By 22.07.16BlogAugust 28th, 2020No Comments

A piece by Stefan Stern in the Financial Times on 21.7.2016

It could be a long, hot summer in the boardroom. Not because of economic or political uncertainty: that is a “known unknown”, for which some preparation can be made. No, the reason boards will come under pressure is that the apple cart of corporate governance has just been turned upside down by the new prime minister of the UK.

In a campaign speech made only hours before succeeding to the Conservative party leadership, Theresa May set out some challenging ambitions. She assessed the current state of governance in FTSE boardrooms, and found it wanting.

“The people who run big businesses are supposed to be accountable to outsiders, to non-executive directors, who are supposed to ask the difficult questions, think about the long term and defend the interests of shareholders,” she said.

“In practice, they are drawn from the same narrow social and professional circles as the executive team and — as we have seen time and time again — the scrutiny they provide is just not good enough. So if I’m prime minister, we’re going to change that system — and we’re going to have not just consumers represented on company boards, but employees as well.”

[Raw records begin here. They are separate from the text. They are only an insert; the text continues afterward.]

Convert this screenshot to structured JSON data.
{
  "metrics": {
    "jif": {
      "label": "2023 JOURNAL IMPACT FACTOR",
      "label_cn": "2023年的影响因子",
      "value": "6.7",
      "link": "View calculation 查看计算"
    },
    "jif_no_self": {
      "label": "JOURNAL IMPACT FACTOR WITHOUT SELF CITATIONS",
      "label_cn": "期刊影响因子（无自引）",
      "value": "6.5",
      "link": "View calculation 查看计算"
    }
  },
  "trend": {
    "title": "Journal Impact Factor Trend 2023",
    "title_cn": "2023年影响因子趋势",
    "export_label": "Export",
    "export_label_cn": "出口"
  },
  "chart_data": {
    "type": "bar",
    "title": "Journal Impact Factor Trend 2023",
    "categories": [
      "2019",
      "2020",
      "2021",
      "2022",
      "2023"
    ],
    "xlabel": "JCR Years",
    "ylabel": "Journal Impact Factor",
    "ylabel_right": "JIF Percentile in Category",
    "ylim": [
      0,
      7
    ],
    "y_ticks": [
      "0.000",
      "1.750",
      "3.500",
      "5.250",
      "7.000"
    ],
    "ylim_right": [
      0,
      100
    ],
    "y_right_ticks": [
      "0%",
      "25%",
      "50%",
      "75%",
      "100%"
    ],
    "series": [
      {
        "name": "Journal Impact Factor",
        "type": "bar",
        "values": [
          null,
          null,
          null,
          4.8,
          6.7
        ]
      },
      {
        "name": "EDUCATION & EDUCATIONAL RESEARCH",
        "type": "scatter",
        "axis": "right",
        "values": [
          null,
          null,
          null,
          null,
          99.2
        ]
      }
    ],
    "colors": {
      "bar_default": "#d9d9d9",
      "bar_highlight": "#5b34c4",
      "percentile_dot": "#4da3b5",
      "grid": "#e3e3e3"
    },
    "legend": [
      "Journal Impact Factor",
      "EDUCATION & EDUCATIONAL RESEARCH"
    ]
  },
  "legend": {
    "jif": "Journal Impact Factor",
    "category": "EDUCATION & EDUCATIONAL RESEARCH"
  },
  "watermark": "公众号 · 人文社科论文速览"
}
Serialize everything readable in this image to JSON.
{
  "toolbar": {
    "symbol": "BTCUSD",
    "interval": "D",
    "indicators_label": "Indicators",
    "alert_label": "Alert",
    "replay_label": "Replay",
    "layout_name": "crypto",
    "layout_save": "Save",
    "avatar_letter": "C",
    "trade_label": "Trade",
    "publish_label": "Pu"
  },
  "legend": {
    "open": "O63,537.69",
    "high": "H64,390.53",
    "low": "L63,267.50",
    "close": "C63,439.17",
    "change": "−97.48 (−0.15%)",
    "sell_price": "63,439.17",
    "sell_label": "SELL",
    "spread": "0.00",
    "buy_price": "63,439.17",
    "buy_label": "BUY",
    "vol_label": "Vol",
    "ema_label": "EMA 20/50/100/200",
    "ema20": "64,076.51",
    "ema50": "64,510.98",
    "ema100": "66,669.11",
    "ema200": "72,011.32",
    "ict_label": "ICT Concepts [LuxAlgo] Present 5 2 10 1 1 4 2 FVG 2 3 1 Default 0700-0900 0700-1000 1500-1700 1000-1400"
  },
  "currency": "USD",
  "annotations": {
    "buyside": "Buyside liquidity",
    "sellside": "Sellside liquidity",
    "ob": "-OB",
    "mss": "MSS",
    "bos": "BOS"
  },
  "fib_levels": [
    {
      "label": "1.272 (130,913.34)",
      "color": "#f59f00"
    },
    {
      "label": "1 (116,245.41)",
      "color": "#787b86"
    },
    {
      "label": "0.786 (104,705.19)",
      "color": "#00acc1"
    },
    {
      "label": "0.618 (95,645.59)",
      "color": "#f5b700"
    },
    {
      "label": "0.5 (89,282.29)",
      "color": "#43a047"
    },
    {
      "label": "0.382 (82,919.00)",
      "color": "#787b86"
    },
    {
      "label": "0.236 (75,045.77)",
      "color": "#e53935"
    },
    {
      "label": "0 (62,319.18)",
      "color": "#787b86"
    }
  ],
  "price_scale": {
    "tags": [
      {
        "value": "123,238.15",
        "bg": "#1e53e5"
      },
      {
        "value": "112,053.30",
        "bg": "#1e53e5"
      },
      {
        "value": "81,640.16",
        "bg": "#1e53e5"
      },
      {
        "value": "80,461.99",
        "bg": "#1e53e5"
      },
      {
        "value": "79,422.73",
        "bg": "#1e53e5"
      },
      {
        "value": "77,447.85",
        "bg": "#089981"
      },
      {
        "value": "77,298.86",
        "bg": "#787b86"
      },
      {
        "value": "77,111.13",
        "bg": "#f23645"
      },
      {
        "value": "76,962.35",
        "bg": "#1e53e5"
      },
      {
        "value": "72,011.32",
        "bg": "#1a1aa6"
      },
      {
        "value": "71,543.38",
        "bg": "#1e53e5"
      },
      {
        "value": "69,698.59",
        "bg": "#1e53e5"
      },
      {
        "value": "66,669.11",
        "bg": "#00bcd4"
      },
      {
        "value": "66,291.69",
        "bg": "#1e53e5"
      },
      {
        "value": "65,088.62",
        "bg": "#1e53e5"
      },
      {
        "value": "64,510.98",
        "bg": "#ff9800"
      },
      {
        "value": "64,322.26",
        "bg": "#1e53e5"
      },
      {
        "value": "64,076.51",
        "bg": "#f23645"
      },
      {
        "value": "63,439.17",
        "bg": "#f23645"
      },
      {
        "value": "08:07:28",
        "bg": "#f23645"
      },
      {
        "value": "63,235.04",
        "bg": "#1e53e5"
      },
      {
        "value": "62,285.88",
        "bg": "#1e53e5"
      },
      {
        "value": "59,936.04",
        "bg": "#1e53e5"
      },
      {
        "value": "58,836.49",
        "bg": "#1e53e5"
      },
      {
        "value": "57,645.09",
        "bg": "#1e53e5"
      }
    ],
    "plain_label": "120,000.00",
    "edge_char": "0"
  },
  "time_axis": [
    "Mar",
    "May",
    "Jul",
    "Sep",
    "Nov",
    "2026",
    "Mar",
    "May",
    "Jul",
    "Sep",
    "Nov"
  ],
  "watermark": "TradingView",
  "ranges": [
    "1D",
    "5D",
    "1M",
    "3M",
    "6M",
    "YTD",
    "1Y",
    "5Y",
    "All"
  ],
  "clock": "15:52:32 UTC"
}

Top pay was also in her sights. “There is an irrational, unhealthy and growing gap between what these companies pay their workers and what they pay their bosses,” she added. “I want to make shareholder votes on corporate pay not just advisory but binding. I want to see more transparency, including the full disclosure of bonus targets and the publication of ‘pay multiple’ data: that is, the ratio between the CEO’s pay and the average company worker’s pay. And I want to simplify the way bonuses are paid so that the bosses’ incentives are better aligned with the long-term interests of the company and its shareholders.”

This is big stuff. It is, in truth, a stunning rebuke to the process of corporate governance reform seen in the UK over the past two decades. The new prime minister has said out loud what others have mumbled only in private: our current system is not working and has to be radically reformed.

There will be pushback, of course. But others are speaking up on the need for change. Tom Gosling, a partner at PwC, says that if those involved in setting top pay do not improve the system soon, “the matter will be taken out of our hands”.

There is a new chief executive in charge of the UK’s Conservative government, and she appears to mean business.

Big changes are coming and boards have to get ready. Paradoxically, this is no time to be a conservative.